На следующий день нос Цзинъи оказался разбит снова, и больше Цзинь Лин не извинялся. Правда, и сам Цзинъи больше не ревел, а в отместку подбил своему противнику глаз.

Второй раз случился, когда дядюшка Вэй решил развлечь детвору и рассказать им парочку интересных историй на ночь. Но просто рассказами он, конечно же, не ограничился. И для пущего эффекта призвал призрак той самой девочки, которая воровала сливы в саду соседей, а потом стала свидетельницей чужого преступления.

Лань Цзинъи даже не ревел — он впал в натуральную истерику при виде пусть и полупрозрачной, но весьма симпатичной девчонки. Да у неё даже крови на одежде почти не было, а торчащий из спины нож и вовсе внимание не привлекал! Но Цзинъи сначала закричал так, что Цзинь Лин чуть не поседел, а когда голос сорвался, принялся страшно хрипеть и задыхаться, забившись в самый дальний угол комнаты и трясясь всем телом. И даже когда испугавшийся такой реакции дядюшка Вэй развеял духа, он не успокоился, а затих уже позже, когда внезапно появился Ханьгуан-цзюнь, поднял его на руки и унёс прочь.

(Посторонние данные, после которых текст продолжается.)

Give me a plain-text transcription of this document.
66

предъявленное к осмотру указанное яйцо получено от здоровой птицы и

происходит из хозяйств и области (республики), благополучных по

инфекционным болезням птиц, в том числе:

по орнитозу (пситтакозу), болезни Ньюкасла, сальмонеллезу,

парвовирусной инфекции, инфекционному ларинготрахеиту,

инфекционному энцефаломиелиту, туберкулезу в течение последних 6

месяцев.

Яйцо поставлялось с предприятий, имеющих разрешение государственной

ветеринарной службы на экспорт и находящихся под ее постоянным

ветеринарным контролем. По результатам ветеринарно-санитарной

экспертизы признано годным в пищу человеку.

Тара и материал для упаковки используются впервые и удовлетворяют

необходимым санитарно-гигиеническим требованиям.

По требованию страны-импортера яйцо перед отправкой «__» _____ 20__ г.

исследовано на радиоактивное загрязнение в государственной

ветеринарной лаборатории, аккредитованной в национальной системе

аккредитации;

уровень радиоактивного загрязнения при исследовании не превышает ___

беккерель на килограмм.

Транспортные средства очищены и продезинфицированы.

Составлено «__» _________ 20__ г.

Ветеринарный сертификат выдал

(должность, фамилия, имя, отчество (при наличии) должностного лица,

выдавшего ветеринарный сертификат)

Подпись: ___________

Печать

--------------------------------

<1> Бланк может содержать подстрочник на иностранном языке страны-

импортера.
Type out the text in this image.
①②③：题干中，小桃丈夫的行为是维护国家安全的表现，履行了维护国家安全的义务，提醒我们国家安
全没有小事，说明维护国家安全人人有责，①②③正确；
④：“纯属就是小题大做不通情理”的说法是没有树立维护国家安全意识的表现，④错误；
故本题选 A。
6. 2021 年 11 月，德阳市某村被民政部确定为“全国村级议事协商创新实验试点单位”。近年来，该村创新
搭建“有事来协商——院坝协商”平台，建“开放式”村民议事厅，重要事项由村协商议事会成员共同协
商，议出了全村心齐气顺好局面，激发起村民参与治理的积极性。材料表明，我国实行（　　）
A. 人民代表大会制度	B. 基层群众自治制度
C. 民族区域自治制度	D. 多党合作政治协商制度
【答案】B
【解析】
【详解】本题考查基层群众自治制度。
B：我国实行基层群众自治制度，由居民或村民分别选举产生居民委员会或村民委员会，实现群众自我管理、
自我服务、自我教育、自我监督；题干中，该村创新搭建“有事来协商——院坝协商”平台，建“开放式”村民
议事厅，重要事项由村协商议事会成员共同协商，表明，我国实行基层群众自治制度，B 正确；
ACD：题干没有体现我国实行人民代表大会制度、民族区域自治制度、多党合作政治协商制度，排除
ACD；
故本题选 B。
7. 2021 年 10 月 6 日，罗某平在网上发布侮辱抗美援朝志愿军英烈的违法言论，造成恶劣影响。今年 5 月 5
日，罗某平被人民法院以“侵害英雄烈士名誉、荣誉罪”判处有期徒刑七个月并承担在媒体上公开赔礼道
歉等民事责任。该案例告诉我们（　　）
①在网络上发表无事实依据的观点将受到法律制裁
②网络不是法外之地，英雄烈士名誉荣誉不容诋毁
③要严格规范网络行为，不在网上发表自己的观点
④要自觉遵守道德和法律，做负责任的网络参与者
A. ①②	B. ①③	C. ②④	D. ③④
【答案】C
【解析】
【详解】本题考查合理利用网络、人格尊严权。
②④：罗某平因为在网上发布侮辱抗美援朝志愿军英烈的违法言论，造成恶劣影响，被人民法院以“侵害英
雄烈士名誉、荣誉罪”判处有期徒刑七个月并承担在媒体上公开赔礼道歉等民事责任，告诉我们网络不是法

Цзинь Лин, помнится, после этого случая долго дразнил Лань Цзинъи за страх перед призраками — до тех пор, пока сам Цзинъи не узнал о том, что кто-то перепутал слишком миловидного молодого господина Цзинь с девочкой, и не стал дразниться в ответ.

Третий раз произошёл несколько лет спустя, когда Цзинь Лин учился в Облачных Глубинах. Это был один из уроков, причём относящихся к тем счастливым исключениям, когда Лань Цзинъи присутствовал на занятиях, а не отбывал очередное наказание за какую-нибудь провинность. Демоны ведают, чем занимался старший ученик Гусу Лань всю ночь, но речь учителя тот слушал невнимательно, то и дело замирая и глядя пустым взглядом куда-то в пространство, да ещё и периодически напрягая челюсти в явной попытке сдержать зевок.

Цзинь Лин понятия не имел, зачем учитель — не Лань Цижэнь, а один из молодых наставников, имени которого он так и не удосужился толком запомнить — вдруг поднял всё-таки зевнувшего Цзинъи на ноги и принялся его отчитывать перед всем остальным классом. Причём не просто ругать за неподобающее состояние на нынешнем занятии, но припоминать и прошлые огрехи, тыкать носом в то, что подобное не приличествует не только старшему ученику, но и любому уважающему себя и свой орден заклинателю Гусу Лань. Цзинъи не сказал ни слова в ответ, даже не поднял пристыженно склонённой головы, но Цзинь Лин видел, как подрагивали края длинных рукавов его одежд, под которыми — он готов был поклясться — тот наверняка до боли сжал кулаки.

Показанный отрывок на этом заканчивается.